The blue-panel signage on the right represents something introduced during the term of the previous mayor, a member of the Democratic Progressive Party. And since the DPP backs Tongyong Pinyin for Mandarin, that’s the romanization system used most of the time on such signs. A number of the photos on these signs feature the previous mayor, who had relatively little recognition among the public since he had succeeded someone else’s term rather than being elected to his own. He put his photo on all sorts of things. But he failed to be elected to the city’s top spot. His challenger, the current mayor of Banqiao, spreads her name recognition by having her recycling speech broadcast from the city’s trash trucks.
OK, now note the cap on the signpost. It reads “Ban ciao” in black letter. Although I spotted several of these today, I’d never seen any before, which would mean it’s very likely that a KMT-led city administration under a KMT-led county government is putting up new signs in Tongyong Pinyin, a romanization system the Kuomintang (Guomindang) opposes. (The KMT used to oppose Hanyu Pinyin as well, which is how Taiwan ended up with MPS2, the Tongyong Pinyin of the 1980s.) Similarly, Banqiao has relatively new signs in prominent places around the city that read (in a particularly clumsy script face) “Bravo Banciao.” (What exactly about Banqiao is worthy of such a cheer is not stated.) Even though the city administration is under the mistaken impression that it must use Tongyong (and it does suffer from this idea), that doesn’t mean it has to go around putting up new signage in this.

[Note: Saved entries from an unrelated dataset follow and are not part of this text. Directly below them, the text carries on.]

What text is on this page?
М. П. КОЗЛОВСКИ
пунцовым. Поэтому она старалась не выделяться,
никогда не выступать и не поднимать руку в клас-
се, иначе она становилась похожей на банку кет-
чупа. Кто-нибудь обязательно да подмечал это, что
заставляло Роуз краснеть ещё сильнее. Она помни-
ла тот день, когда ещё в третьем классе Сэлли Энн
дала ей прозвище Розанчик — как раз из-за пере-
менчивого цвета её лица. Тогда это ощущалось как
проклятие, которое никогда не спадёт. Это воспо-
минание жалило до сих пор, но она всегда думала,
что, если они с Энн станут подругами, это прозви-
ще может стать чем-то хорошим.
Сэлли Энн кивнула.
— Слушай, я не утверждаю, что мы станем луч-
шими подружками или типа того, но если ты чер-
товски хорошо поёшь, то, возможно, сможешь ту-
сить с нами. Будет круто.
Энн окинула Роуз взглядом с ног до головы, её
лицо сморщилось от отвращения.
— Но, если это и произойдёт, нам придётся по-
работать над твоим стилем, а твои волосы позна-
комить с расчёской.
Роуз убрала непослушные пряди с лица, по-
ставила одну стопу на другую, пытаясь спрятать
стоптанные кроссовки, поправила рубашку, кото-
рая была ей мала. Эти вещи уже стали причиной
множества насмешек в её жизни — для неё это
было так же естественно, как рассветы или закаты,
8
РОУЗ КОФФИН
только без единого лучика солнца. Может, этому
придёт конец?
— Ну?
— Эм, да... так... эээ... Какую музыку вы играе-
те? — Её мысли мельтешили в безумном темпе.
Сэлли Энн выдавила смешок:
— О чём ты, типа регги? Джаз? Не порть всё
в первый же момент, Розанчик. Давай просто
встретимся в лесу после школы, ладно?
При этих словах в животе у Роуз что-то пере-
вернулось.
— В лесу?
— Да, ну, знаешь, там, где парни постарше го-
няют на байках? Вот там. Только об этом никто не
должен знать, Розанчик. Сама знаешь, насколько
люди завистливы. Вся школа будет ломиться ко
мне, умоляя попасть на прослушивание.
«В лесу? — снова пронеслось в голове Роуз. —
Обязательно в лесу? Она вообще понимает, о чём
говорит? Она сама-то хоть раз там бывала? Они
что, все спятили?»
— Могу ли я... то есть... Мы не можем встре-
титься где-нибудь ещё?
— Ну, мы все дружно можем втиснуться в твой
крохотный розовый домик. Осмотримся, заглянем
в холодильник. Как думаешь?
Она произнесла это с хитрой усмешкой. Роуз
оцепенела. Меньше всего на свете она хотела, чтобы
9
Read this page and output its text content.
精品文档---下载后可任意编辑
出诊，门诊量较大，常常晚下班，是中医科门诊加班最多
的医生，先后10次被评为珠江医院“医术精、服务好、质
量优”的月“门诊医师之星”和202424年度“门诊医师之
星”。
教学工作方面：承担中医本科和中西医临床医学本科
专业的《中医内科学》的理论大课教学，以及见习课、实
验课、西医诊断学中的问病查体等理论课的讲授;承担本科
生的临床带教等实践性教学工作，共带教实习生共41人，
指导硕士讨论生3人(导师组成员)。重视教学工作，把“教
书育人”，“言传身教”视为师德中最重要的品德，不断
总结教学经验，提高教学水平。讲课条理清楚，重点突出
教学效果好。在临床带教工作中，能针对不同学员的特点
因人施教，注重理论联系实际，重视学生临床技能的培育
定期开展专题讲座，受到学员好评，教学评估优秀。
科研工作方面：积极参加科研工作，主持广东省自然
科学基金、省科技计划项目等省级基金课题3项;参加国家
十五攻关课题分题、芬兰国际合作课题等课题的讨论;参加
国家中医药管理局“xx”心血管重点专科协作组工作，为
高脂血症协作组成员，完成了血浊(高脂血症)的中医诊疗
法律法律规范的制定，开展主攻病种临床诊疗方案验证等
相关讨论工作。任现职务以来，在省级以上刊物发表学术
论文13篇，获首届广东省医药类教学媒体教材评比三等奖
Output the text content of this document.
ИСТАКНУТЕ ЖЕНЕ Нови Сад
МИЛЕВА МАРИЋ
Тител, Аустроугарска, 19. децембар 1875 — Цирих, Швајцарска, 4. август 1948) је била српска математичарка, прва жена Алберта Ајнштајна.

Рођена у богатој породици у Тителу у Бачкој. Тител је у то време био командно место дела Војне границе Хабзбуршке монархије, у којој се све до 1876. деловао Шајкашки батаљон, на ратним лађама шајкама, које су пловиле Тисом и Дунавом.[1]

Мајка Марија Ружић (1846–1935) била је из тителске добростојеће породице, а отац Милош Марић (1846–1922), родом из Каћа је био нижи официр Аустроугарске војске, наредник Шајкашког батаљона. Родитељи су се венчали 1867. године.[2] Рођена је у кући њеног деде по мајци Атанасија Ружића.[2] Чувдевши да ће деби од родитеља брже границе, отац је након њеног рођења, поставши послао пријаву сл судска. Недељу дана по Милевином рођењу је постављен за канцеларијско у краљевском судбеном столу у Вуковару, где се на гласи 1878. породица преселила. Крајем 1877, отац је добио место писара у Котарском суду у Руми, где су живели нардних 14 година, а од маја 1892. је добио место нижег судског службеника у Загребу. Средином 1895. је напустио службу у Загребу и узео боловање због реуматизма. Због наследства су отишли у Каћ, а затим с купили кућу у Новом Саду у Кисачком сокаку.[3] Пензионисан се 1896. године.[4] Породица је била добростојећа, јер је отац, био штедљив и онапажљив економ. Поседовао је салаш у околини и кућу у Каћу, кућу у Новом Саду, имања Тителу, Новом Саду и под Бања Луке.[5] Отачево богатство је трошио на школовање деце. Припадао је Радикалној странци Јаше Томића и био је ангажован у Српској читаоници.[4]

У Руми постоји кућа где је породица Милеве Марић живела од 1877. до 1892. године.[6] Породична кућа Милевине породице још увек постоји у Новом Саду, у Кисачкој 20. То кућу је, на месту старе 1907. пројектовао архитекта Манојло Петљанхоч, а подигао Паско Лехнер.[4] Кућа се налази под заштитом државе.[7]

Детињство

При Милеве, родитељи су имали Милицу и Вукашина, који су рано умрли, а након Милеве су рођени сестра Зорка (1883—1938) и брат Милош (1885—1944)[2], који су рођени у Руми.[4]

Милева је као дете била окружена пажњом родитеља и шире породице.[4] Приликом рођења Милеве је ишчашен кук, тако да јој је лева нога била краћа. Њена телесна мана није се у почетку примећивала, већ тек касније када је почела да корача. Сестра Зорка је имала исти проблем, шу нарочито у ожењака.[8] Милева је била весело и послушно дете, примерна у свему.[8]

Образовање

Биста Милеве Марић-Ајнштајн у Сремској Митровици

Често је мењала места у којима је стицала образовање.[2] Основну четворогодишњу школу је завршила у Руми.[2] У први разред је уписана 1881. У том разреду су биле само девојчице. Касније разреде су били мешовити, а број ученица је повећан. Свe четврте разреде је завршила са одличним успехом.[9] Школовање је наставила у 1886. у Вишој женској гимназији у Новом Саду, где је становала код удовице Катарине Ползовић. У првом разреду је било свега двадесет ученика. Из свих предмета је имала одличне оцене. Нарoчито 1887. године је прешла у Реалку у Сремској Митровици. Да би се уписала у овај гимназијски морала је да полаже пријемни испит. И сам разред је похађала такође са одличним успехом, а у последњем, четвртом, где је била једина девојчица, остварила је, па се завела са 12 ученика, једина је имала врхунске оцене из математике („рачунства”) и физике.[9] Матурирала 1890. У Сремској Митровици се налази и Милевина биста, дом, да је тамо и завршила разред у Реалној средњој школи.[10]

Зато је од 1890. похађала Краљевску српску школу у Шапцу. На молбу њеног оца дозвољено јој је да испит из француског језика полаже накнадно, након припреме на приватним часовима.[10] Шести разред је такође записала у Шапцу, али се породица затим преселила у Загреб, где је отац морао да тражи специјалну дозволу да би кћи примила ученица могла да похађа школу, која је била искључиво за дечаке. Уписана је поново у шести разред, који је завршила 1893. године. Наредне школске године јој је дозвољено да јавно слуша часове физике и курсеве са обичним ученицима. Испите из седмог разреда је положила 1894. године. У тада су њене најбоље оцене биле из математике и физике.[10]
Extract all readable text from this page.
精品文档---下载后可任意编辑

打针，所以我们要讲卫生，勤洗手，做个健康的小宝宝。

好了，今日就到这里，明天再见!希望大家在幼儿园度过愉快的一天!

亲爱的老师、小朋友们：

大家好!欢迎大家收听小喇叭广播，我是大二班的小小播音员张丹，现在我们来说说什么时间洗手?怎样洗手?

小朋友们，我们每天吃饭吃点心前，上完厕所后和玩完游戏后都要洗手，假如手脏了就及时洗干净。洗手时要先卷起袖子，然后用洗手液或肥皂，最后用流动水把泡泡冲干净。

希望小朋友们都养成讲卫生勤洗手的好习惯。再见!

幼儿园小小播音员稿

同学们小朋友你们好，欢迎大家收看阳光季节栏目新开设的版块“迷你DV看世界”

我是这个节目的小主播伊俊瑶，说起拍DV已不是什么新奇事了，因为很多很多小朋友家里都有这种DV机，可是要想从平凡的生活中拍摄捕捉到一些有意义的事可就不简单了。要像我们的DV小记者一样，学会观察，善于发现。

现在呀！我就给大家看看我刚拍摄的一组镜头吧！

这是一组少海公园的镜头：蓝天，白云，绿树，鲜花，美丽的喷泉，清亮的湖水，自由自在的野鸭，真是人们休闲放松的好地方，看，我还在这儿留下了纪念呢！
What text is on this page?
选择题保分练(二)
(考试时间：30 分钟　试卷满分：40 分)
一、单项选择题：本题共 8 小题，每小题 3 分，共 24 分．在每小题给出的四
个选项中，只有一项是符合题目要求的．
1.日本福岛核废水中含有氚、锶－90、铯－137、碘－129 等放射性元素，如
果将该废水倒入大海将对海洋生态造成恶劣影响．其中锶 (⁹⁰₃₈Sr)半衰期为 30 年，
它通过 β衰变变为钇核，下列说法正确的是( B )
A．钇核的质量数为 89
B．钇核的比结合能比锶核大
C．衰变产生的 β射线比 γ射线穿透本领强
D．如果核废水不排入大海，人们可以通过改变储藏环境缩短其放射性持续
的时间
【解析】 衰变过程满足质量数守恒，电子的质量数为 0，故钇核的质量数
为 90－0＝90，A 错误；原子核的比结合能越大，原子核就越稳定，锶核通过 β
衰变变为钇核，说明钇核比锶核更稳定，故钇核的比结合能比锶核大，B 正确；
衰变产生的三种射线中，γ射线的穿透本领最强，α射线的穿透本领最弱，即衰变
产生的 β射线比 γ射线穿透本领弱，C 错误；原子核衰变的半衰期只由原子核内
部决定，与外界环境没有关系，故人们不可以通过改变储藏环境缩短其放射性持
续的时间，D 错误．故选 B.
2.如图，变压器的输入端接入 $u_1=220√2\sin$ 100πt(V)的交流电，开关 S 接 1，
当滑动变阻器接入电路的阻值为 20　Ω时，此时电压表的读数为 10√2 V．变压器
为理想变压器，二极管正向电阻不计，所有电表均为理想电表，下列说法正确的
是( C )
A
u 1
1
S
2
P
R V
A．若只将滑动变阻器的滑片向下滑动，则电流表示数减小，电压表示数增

To get back to the cap, the likely story is that the transportation department had some leftover money in its budget which had to be spent lest the following year’s budget be cut; but rather than spend it on fixing errors, which would involve study and actual work, people decided to make something that the boss thinks would look cool.
I wonder, though, how many Taiwanese would even recognize this reads “Banciao” unless they had it specifically pointed out to them. A few months ago I spotted an innocent-looking teenager shopping with her mother. The girl was wearing a shirt with the following text:
Although it’s almost certain she would know both English words and understand their meaning together, I think it extremely unlikely she knew what words were on her shirt.
OK, let’s have a closer look at the signs themselves.
Here we have
- “Zhongzheng” (Hanyu Pinyin)
- “Simen” and “Banciao” (Tongyong Pinyin for what would be “Ximen” and “Banqiao” in Hanyu Pinyin)
- “Panchial” (bastardized Wade-Giles of “Panchiao” plus a typo, for what would be “Banqiao” in Hanyu Pinyin)
And then there’s the matter of “The Lin’s Family Residence At Panchail,” which would be much better written simply “Lin Family Residence” or by the most commonly used English name “Lin Family Gardens.”
So that’s three romanization systems, a typo, and clumsy English on official signage at just one corner — to say nothing of how relatively small the alphabetic text is. And there’s no solution in sight.